O intervalo da novela, embora não se enquadre como uma Black Friday (evento focado em desconto e venda imediata), funciona como um "Mega Evento de Atenção". Marcas investem nesse espaço de prestígio e alcance massivo para garantir visibilidade e relevância cultural.

A mudança mais significativa, contudo, é a quebra do tabu que impedia marcas de se associarem a personagens moralmente ambíguos. Em 1988, a publicidade evitava a vilã, associando-se apenas ao fato trágico de sua morte. Em 2025, a associação de marcas como O Boticário e Itaú a Odete reflete uma mudança cultural profunda que permitiu o grande sucesso comercial da novela.

Antigamente, as marcas não queriam relacionar seus nomes a vilãs/vilões. Hoje, Odete figura na publicidade (como O Boticário e Itaú), o que mudou?

O sucesso dessa nova associação deve-se, em grande parte, à interpretação de Débora Bloch. A Odete Roitman de 2025 manteve a essência cínica, elitista e business-oriented, mas foi reconstruída com um toque de humor irônico e um tom menos hiperbólico que a versão original de Beatriz Segall. Essa abordagem a tornou mais carismática e acessível, funcionando como a mulher que "fala o que todos gostariam de dizer" sobre a hipocrisia e o cinismo social. Essa nova Odete se estabeleceu como um ícone pop que valida a associação das marcas.

O público de hoje compreende a pluralidade de caráter, aceitando personagens que exploram a ambiguidade moral (anti-heróis). Odete, a mulher de poder que rompe padrões de gênero e expressa o cinismo da elite, ressoa com essa audiência.
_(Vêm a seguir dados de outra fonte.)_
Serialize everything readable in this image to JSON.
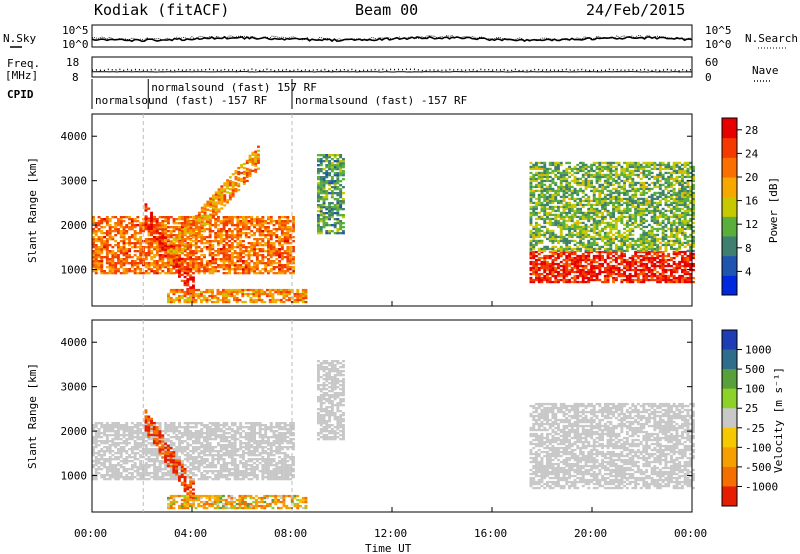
{
  "header": {
    "station": "Kodiak (fitACF)",
    "beam": "Beam 00",
    "date": "24/Feb/2015"
  },
  "noise_panel": {
    "left_label": "N.Sky",
    "right_label": "N.Search",
    "left_ticks": [
      "10^5",
      "10^0"
    ],
    "right_ticks": [
      "10^5",
      "10^0"
    ]
  },
  "freq_panel": {
    "left_label_1": "Freq.",
    "left_label_2": "[MHz]",
    "right_label": "Nave",
    "left_ticks": [
      "18",
      "8"
    ],
    "right_ticks": [
      "60",
      "0"
    ]
  },
  "cpid": {
    "label": "CPID",
    "entries": [
      {
        "time": "00:00",
        "text": "normalsound (fast) -157 RF",
        "row": 2
      },
      {
        "time": "02:15",
        "text": "normalsound (fast) 157 RF",
        "row": 1
      },
      {
        "time": "08:00",
        "text": "normalsound (fast) -157 RF",
        "row": 2
      }
    ]
  },
  "x_axis": {
    "label": "Time UT",
    "ticks": [
      "00:00",
      "04:00",
      "08:00",
      "12:00",
      "16:00",
      "20:00",
      "00:00"
    ]
  },
  "colors": {
    "power": [
      "#0028dc",
      "#1f55b0",
      "#3f7f70",
      "#5aae3c",
      "#c8c800",
      "#f7a800",
      "#fa7000",
      "#f53a00",
      "#e60000"
    ],
    "velocity": [
      "#1e3cb4",
      "#2e6e8c",
      "#58a03c",
      "#8cd228",
      "#c8c8c8",
      "#f5c800",
      "#f5a000",
      "#f56e00",
      "#e61e00"
    ]
  },
  "chart_data": [
    {
      "type": "heatmap",
      "title": "Power",
      "xlabel": "Time UT",
      "ylabel": "Slant Range [km]",
      "xlim": [
        0,
        24
      ],
      "ylim": [
        180,
        4500
      ],
      "yticks": [
        "1000",
        "2000",
        "3000",
        "4000"
      ],
      "colorbar_label": "Power [dB]",
      "colorbar_ticks": [
        "4",
        "8",
        "12",
        "16",
        "20",
        "24",
        "28"
      ],
      "colorbar_range": [
        0,
        30
      ],
      "features": [
        {
          "name": "dayside band",
          "t_start": 0.0,
          "t_end": 8.0,
          "range_start_km": 900,
          "range_end_km": 2200,
          "power_db": 22
        },
        {
          "name": "stripe",
          "t_start": 2.1,
          "t_end": 4.0,
          "range_start_km": 2200,
          "range_end_km": 600,
          "power_db": 27
        },
        {
          "name": "rising streak",
          "t_start": 3.0,
          "t_end": 6.6,
          "range_start_km": 1300,
          "range_end_km": 3500,
          "power_db": 20
        },
        {
          "name": "near-range echoes",
          "t_start": 3.0,
          "t_end": 8.5,
          "range_start_km": 250,
          "range_end_km": 550,
          "power_db": 20
        },
        {
          "name": "patch",
          "t_start": 9.0,
          "t_end": 10.0,
          "range_start_km": 1800,
          "range_end_km": 3600,
          "power_db": 10
        },
        {
          "name": "night band",
          "t_start": 17.5,
          "t_end": 24.0,
          "range_start_km": 700,
          "range_end_km": 1400,
          "power_db": 27
        },
        {
          "name": "night streaks",
          "t_start": 17.5,
          "t_end": 24.0,
          "range_start_km": 1400,
          "range_end_km": 3400,
          "power_db": 12
        }
      ]
    },
    {
      "type": "heatmap",
      "title": "Velocity",
      "xlabel": "Time UT",
      "ylabel": "Slant Range [km]",
      "xlim": [
        0,
        24
      ],
      "ylim": [
        180,
        4500
      ],
      "yticks": [
        "1000",
        "2000",
        "3000",
        "4000"
      ],
      "colorbar_label": "Velocity [m s⁻¹]",
      "colorbar_ticks": [
        "1000",
        "500",
        "100",
        "25",
        "-25",
        "-100",
        "-500",
        "-1000"
      ],
      "features": [
        {
          "name": "dayside band",
          "t_start": 0.0,
          "t_end": 8.0,
          "range_start_km": 900,
          "range_end_km": 2200,
          "velocity": 0
        },
        {
          "name": "stripe",
          "t_start": 2.1,
          "t_end": 4.0,
          "range_start_km": 2200,
          "range_end_km": 600,
          "velocity": -800
        },
        {
          "name": "near-range echoes",
          "t_start": 3.0,
          "t_end": 8.5,
          "range_start_km": 250,
          "range_end_km": 550,
          "velocity": -150
        },
        {
          "name": "patch",
          "t_start": 9.0,
          "t_end": 10.0,
          "range_start_km": 1800,
          "range_end_km": 3600,
          "velocity": 0
        },
        {
          "name": "night band",
          "t_start": 17.5,
          "t_end": 24.0,
          "range_start_km": 700,
          "range_end_km": 2600,
          "velocity": 0
        }
      ]
    }
  ]
}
O foco da publicidade não está mais em seu caráter vilanesco, mas no seu status de ícone cultural e na força do seu buzz. Associar-se a Odete é uma forma de as marcas se conectarem com a inteligência e o humor cínico do público. Afinal, gostar de vilões reflete uma sociedade que valoriza a ruptura do maniqueísmo (bem versus mal). Personagens que exploram a ambivalência moral (o anjo caído ou o anti-herói) são mais ressonantes hoje, pois representam melhor a complexidade e as contradições do ser humano real.

O domínio do remake nos debates e a alta comercialização do seu intervalo demonstram que, em 2025, a publicidade abraça a iconografia da vilã como uma forma eficaz de storytelling moderno. Afinal, a cultura pop tem sido dominada por narrativas que colocam vilões e anti-heróis no centro das atenções (basta pensar em exemplos como o Coringa, Malévola ou os spin-offs focados em antagonistas da Marvel/DC). Essa mudança reflete um fascínio crescente do público pela complexidade humana e pela ruptura de normas estabelecidas, uma tendência que as marcas estão atentas e dispostas a acompanhar.